Build and install the app from Xcode directly to a device — not via TestFlight. Some edge cases (especially around expiration and re-activation) are easier to reproduce when you control the build cycle. Run the purchase flow, complete a subscription, delete the app, reinstall, and tap Restore Purchases. The entitlement should come back without another payment.
A useful quirk: in Sandbox, monthly subscriptions renew every 3 minutes, so you can step through "purchase → renew → cancel → restore" in less than 15 minutes. There is no faster way to find the bugs that only appear during state transitions.
Resubmission notes that help
If you do get rejected, the response message you send back through the Resolution Center has a real impact on how the next review goes. A note like the one below makes it easy for the reviewer to verify the fix.

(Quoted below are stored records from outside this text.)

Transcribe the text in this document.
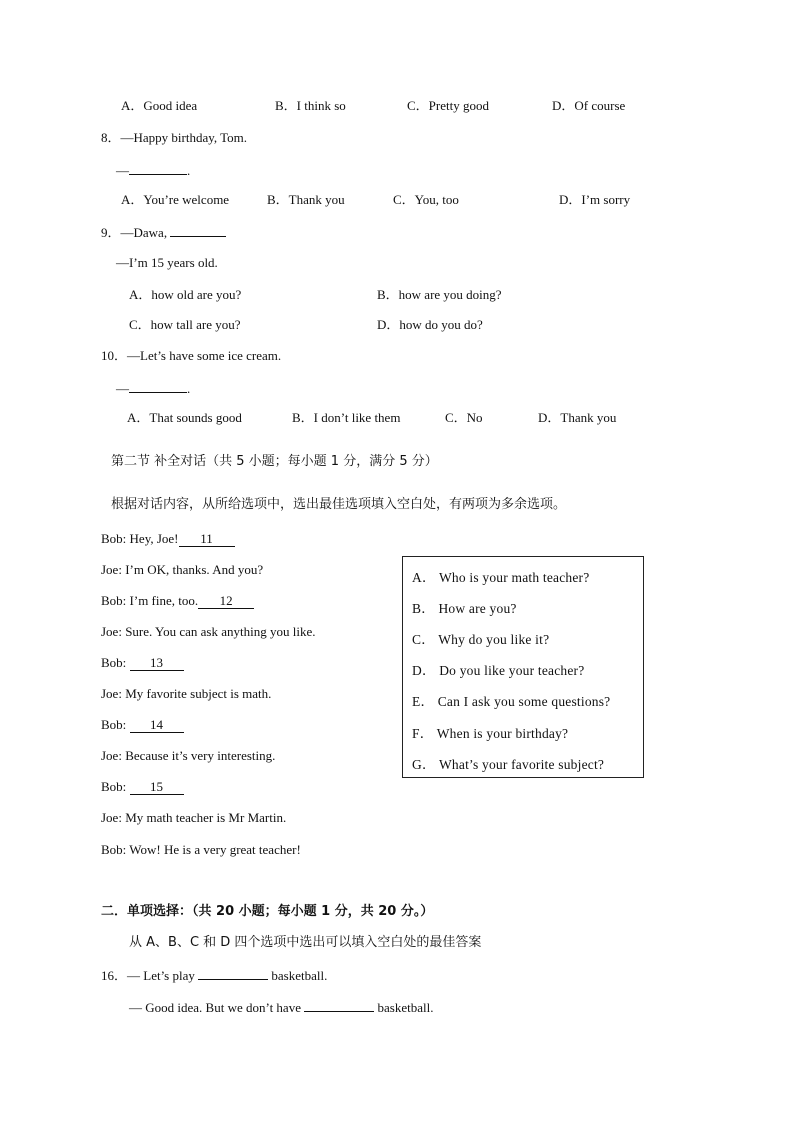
A．Good idea	B．I think so	C．Pretty good	D．Of course
8．—Happy birthday, Tom.
—	.
A．You’re welcome	B．Thank you	C．You, too	D．I’m sorry
9．—Dawa,
—I’m 15 years old.
A．how old are you?	B．how are you doing?
C．how tall are you?	D．how do you do?
10．—Let’s have some ice cream.
—	.
A．That sounds good	B．I don’t like them	C．No	D．Thank you
第二节 补全对话（共 5 小题；每小题 1 分，满分 5 分）
根据对话内容，从所给选项中，选出最佳选项填入空白处，有两项为多余选项。
Bob: Hey, Joe! 11
Joe: I’m OK, thanks. And you?
Bob: I’m fine, too. 12
Joe: Sure. You can ask anything you like.
Bob: 13
Joe: My favorite subject is math.
Bob: 14
Joe: Because it’s very interesting.
Bob: 15
Joe: My math teacher is Mr Martin.
Bob: Wow! He is a very great teacher!
A． Who is your math teacher?
B． How are you?
C． Why do you like it?
D． Do you like your teacher?
E． Can I ask you some questions?
F． When is your birthday?
G． What’s your favorite subject?
二．单项选择：（共 20 小题；每小题 1 分，共 20 分。）
从 A、B、C 和 D 四个选项中选出可以填入空白处的最佳答案
16．— Let’s play	basketball.
— Good idea. But we don’t have	basketball.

Thank you for the feedback. We have implemented the Restore Purchases functionality in the Settings screen. The button is located at Settings → Subscription → Restore Purchases. Tapping the button calls StoreKit's getAvailablePurchases() and restores any active subscriptions tied to the user's Apple ID. We have tested this with sandbox accounts and confirmed that the premium status is correctly re-activated after a fresh install.
Spelling out the exact location and behavior reduces the chance of a second rejection. "We fixed it" is not enough.
Related reading
To round out your understanding of common rejection causes, Why a Rork App Got Rejected from App Store Review Three Times — and How to Fix Each Cause walks through the broader rejection patterns. For Privacy Manifest specifically, see Fixing the Privacy Manifest API Declaration rejection.
If you want to go deeper into StoreKit 2 itself, Implementing StoreKit 2 In-App Purchases in Rork Max — A Complete Guide covers the modern Swift API end to end, and Four Triggers Where Family Sharing Quietly Erases Your IAP Revenue is essential reading once you start running your subscription business at scale.
Closing thought
Restore Purchases is not a UI element — it is a contract with your users and with Apple. Putting a button on the screen is the easy 10%; the remaining 90% is making sure StoreKit's response actually flips the entitlement flag your app reads. The single most useful thing you can do today is open your codebase, search for getAvailablePurchases (or getPurchaseHistoryAsync), and confirm the result is being written back to your local store. If it is not, an hour of work right now will save you a rejection later.